E-Commerce RFM Customer Segmentation Analysis Overview
This project performs a full customer value analysis using the RFM (Recency, Frequency, Monetary) framework on an e-commerce transactional dataset. The goal is to identify high-value customers, understand revenue distribution, and provide insights that support targeted marketing and retention strategies.
Objectives
Clean and prepare the raw transactional data
Compute RFM metrics for every customer
Segment customers using standard RFM scoring
Visualize customer distribution and revenue contribution
Produce strategic recommendations based on analytical findings
Compile results into a clear, professional report
Dataset
The dataset contains order records from 2010–2011, including:
Invoice numbers
Product descriptions
Quantities
Unit prices
Customer IDs
Timestamps
Country information
All calculations of revenue and RFM scoring are based on this dataset.
Methodology
RFM scoring was applied by ranking each customer on:
Recency: How recently they purchased
Frequency: How often they purchased
Monetary: How much they spent
Scores range from 1 to 5 for each category.
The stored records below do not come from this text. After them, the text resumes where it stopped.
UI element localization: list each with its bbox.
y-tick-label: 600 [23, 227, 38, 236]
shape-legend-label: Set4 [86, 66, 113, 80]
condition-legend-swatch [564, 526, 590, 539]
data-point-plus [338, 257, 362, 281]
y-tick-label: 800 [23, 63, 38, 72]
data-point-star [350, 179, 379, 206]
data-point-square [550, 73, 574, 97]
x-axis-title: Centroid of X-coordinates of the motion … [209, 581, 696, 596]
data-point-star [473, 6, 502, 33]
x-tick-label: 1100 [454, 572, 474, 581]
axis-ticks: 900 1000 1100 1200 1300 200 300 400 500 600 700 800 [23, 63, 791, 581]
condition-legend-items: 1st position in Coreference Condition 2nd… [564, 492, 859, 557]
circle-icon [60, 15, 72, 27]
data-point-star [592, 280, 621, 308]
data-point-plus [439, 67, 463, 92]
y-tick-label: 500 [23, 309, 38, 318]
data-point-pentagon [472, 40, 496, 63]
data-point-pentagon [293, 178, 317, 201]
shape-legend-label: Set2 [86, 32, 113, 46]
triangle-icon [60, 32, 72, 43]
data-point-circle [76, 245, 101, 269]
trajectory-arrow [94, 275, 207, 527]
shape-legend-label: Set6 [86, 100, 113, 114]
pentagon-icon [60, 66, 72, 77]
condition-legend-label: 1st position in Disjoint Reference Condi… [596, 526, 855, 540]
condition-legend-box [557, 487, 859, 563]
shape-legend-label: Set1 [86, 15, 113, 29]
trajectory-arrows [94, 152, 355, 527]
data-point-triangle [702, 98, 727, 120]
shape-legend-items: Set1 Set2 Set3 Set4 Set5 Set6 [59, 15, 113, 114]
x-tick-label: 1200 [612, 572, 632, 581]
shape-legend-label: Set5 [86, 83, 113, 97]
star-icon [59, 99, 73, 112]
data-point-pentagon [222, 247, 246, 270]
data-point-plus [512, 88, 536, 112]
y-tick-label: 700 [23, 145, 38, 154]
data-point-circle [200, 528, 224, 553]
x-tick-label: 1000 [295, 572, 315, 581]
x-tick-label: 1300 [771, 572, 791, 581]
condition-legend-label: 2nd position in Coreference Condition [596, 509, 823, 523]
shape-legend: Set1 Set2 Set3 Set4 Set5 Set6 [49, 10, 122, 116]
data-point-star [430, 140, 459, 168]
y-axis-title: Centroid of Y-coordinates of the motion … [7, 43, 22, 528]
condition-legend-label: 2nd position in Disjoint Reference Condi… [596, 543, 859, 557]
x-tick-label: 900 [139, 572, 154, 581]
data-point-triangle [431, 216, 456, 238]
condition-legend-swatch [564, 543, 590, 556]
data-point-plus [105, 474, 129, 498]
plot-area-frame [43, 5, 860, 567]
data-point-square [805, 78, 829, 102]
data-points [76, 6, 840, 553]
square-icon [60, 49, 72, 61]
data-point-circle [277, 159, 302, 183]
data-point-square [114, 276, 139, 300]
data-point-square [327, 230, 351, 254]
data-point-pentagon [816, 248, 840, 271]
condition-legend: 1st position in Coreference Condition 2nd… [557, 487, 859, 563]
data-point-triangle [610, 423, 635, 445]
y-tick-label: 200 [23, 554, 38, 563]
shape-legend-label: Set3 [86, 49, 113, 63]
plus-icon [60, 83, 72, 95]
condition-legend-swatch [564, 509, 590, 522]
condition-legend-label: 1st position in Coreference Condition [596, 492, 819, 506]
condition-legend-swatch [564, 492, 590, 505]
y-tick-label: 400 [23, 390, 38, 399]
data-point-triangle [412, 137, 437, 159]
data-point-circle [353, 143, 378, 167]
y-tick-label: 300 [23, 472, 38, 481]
Segment classification follows common combinations such as Champions, Loyal Customers, Potential Loyalists, At-Risk, Hibernating, and Low-Value groups.
Key Analysis Steps
Data cleaning and handling missing values
RFM metric computation
Segment assignment using score combinations
Revenue and customer distribution analysis
Seasonal and revenue-trend visualisation
Generation of summary insights and recommendations
Insights Summary
Champions (about 25 percent of customers) generate approximately 66.5 percent of total revenue.
Champions and Loyal Customers together contribute over 80 percent of revenue.
Low-value segments form most of the customer base but less than 20 percent of revenue.
Clear seasonality is visible, with strong peaks during November–December.
These findings highlight the importance of retention strategies for high-value customers and targeted re-engagement efforts for at-risk segments.
Contents
data/ – raw and cleaned datasets
scripts/ – analysis and segmentation code
charts/ – visualisations generated during analysis
report/ – final written report and PDF output
README.md – project documentation
Tools and Technologies
Python
Pandas
Matplotlib
Seaborn
Jupyter Notebook or script-based analysis
Git and GitHub for version control
Author
Rajab Cheruiyot Bett Analysis and reporting completed in 2025.